Any cab tractor will have a ROPS, but if you have an open-cab or older tractor without one, visit www.ropsr4u.org to explore rebate options for a retrofit.
PTOs require special caution
A power takeoff or PTO is commonly used with tractors in order to transfer power from the tractor to another implement like a mixer wagon or mower. “At working speed, our PTO shafts are spinning at 540 rotations per minute, or nine times per second,” said Lilley. “There’s no amount of human force that’s going to stop that spin.”
That means anything that comes into contact with an operating PTO is at serious risk. Keep shields in place and in good condition, and don’t wear clothing that is loose or has strings that could become tangled in the PTO shaft. The same warning applies to long hair. Additionally, avoid having chains or ropes on the base of the tractor that could fall or slide back onto the PTO and cause damage, Lilley said.
Whenever working at the rear of the tractor, make sure that, at a minimum, the PTO stub is disengaged. Ideally, the tractor will be shut off. Whether on or off, always walk around the implement instead of stepping over the PTO.
Lilley explained that PTOs can also become dangerous if they are not hooked up properly. To attach a PTO, first raise the master shield, and then align the grooves of the tractor’s PTO stub with the implement’s shaft. Find the button or collar system and push the shaft all the way in until you hear a click. Pull back on the shaft to test the connection, then replace the master shield, he said.
All of these steps and safety checks can seem cumbersome in the moment when chores need to be done and there are dozens of things that also need attention.
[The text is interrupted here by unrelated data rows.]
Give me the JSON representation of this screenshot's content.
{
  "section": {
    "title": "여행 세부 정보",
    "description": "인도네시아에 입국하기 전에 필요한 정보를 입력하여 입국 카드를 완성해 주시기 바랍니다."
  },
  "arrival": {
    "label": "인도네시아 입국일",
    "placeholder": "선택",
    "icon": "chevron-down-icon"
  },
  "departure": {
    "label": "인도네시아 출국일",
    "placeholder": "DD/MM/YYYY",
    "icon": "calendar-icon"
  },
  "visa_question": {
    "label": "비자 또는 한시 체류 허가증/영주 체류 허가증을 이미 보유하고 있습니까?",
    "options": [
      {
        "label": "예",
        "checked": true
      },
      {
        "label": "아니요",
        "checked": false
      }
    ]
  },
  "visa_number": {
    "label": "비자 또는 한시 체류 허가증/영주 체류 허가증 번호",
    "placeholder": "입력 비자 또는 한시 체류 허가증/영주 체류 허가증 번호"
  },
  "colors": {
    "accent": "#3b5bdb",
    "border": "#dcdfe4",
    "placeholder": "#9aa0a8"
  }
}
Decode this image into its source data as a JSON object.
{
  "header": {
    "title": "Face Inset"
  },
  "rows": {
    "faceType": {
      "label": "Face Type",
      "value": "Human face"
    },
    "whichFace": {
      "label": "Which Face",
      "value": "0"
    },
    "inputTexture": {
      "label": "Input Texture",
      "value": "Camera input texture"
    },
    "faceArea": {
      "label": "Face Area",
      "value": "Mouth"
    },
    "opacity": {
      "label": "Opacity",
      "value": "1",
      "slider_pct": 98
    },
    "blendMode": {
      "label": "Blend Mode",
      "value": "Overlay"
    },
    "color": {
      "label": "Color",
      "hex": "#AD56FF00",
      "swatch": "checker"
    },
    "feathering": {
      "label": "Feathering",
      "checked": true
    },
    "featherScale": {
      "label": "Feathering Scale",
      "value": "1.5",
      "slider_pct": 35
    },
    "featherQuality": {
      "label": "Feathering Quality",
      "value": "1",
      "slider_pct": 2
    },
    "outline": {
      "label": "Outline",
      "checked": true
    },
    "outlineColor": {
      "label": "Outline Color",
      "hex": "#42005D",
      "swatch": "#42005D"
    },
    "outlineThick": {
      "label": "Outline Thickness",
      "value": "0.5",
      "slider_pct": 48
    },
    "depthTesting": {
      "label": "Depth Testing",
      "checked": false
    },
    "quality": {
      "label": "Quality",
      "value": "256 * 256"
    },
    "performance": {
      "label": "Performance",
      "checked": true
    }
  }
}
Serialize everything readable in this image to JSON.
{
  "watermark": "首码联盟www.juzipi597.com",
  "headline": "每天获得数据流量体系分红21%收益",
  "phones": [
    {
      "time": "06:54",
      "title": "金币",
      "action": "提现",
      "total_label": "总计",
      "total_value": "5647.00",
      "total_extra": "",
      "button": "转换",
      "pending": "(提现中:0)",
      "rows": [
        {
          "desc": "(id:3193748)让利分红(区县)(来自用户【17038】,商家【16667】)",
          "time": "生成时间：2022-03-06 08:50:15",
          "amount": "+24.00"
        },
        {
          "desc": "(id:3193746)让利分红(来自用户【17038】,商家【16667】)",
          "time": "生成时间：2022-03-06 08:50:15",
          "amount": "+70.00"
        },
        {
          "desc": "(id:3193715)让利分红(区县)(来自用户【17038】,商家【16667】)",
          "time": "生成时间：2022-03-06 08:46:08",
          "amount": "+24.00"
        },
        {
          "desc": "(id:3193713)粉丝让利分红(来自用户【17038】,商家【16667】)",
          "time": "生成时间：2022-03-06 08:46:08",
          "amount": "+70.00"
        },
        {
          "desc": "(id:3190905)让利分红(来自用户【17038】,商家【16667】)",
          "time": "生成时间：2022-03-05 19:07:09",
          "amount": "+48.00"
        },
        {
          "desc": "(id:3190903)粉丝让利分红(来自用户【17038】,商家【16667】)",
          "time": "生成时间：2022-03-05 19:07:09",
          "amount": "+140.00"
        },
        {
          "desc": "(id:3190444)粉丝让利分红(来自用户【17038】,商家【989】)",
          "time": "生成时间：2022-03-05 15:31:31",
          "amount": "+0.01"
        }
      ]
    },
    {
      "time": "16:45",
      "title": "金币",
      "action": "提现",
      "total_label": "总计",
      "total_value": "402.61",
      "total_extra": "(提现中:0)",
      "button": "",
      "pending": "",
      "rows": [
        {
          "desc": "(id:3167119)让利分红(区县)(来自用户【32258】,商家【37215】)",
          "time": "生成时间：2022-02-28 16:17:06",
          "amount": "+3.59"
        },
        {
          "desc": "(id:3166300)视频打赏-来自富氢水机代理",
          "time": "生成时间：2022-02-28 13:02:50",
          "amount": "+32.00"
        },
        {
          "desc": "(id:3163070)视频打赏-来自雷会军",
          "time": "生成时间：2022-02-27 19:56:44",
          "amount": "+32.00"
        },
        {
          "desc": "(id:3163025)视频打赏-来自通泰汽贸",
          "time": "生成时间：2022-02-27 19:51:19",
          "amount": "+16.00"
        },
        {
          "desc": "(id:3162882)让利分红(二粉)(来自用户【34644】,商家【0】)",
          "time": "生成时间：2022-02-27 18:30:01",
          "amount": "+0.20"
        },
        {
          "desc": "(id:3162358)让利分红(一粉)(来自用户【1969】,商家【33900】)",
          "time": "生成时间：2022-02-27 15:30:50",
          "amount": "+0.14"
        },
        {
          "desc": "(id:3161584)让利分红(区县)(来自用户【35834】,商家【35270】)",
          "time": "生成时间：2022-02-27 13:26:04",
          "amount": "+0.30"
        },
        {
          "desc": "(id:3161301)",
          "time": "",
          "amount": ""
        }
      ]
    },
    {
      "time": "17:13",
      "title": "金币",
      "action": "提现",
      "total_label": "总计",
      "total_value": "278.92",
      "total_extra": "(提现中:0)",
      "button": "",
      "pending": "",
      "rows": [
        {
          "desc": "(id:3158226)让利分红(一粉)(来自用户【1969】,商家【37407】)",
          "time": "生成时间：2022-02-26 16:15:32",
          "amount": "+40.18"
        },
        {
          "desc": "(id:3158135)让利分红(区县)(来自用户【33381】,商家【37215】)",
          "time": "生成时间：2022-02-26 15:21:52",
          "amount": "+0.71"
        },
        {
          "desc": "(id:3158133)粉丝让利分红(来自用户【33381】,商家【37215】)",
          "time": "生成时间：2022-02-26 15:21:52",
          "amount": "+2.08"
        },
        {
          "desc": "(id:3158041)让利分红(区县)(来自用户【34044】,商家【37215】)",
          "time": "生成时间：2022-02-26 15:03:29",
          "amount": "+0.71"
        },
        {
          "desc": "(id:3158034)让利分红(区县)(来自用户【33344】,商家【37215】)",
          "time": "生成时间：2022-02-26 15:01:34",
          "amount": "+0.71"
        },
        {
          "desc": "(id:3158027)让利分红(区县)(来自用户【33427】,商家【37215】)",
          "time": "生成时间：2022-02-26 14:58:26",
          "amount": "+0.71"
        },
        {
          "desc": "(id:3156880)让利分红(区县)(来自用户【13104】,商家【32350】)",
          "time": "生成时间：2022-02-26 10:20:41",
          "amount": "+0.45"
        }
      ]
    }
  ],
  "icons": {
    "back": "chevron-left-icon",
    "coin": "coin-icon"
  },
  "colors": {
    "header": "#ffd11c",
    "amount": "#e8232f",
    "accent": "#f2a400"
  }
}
Lilley’s final rule, though, is to never be in a hurry around tractors.
“It’s extra important that while we’re working under pressure, maybe tired, that we’re taking those few extra seconds to do the tractor walk-around, to review what we’re hooking up, and to review the jobs we’re doing to make sure we’re doing them in as safe of a manner as possible,” he said.
In addition to protecting yourself, that attitude will contribute to teaching youth and other beginners around the farm a culture of safety near equipment that may save them or a loved one someday.